A clutch of well known artists and entertainers are joining a new tech company's digital marketplace to sell ownership tokens for their works or their time.
Non-fungible tokens or NFTs are digital certifications of ownership that can be sold to investors, either whole or broken up into pieces, in the form of blockchain technology - a digital tally designed to be tamper-proof.
New Auckland-based NFT business, Glorious, aims to create a New Zealand NFT marketplace, due to launch in October.
The company has partnered with a number of high-profile New Zealanders, including Dan Carter, Six60, Neil Finn and Dick Frizzell to help market and facilitate the sale of their work to investors, for which it takes a percentage.
Glorious chief executive Tim Harper said the NFT business model would help artists monetise their work.
"Uploading your work to the internet, somebody can come along and steal it, they can take it, they can copy it and you have got no control over it.
"Where the blockchain technology comes in now for the first time in the history of the internet, an artist can upload something, attach a contract to that work which basically proves that this is an authentic, scarce digital work that can't be copied," he said.
Artists would be able to get perpetual royalties, enabling the creator to get a return on all future sales, Harper said.
The NFTs aren't confined to art, membership-based products and sales of rights and access will also be on offer, for example access to celebrities.
The company said this could include things like a ride on the one-of-a-kind SailGP team's F50 boat, guaranteed front row seats at a Six60 concert or a kicking session with former All Black Dan Carter.

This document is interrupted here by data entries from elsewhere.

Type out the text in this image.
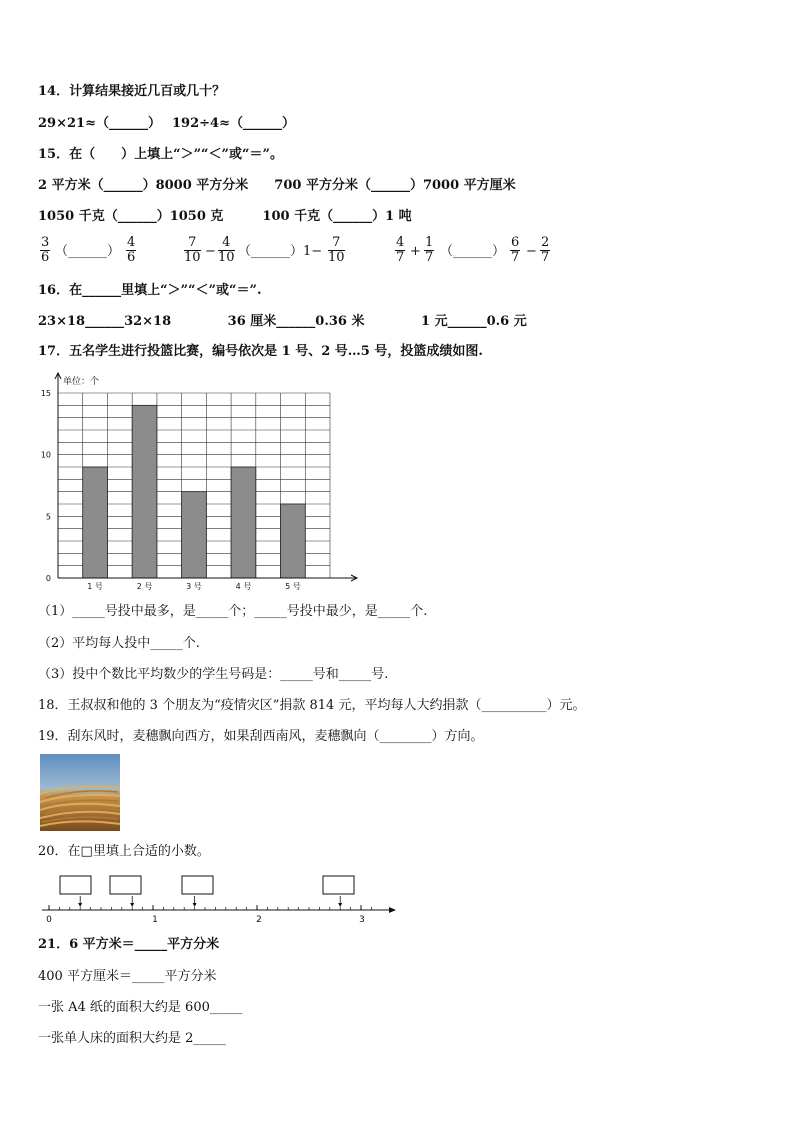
14．计算结果接近几百或几十？
29×21≈（______）　 192÷4≈（______）
15．在（　　）上填上“＞”“＜”或“＝”。
2 平方米（______）8000 平方分米　　700 平方分米（______）7000 平方厘米
1050 千克（______）1050 克　　　100 千克（______）1 吨
$\frac{3}{6}$ （______） $\frac{4}{6}$	$\frac{7}{10} - \frac{4}{10}$ （______）1− $\frac{7}{10}$	$\frac{4}{7} + \frac{1}{7}$ （______） $\frac{6}{7} - \frac{2}{7}$
16．在______里填上“＞”“＜”或“＝”.
23×18______32×18　　　　 36 厘米______0.36 米　　　　 1 元______0.6 元
17．五名学生进行投篮比赛，编号依次是 1 号、2 号…5 号，投篮成绩如图.
1 号	2 号	3 号	4 号	5 号
0
5
10
15
单位：个
（1）_____号投中最多，是_____个；_____号投中最少，是_____个.
（2）平均每人投中_____个.
（3）投中个数比平均数少的学生号码是：_____号和_____号.
18．王叔叔和他的 3 个朋友为“疫情灾区”捐款 814 元，平均每人大约捐款（__________）元。
19．刮东风时，麦穗飘向西方，如果刮西南风，麦穗飘向（________）方向。
20．在□里填上合适的小数。
0	1	2	3
21．6 平方米＝_____平方分米
400 平方厘米＝_____平方分米
一张 A4 纸的面积大约是 600_____
一张单人床的面积大约是 2_____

Harper said the global NFT market saw explosive growth in the past 12 months, with sales in excess of $2.5 billion, and he expects there would be an appetite among local investors and collectors for the products.
However, he said the size of the of the domestic market is unknown at this stage.
Harper was coy about who its investors had been to date, but said the company had raised millions in its early funding rounds.
It was not looking to raise capital any time soon, he said.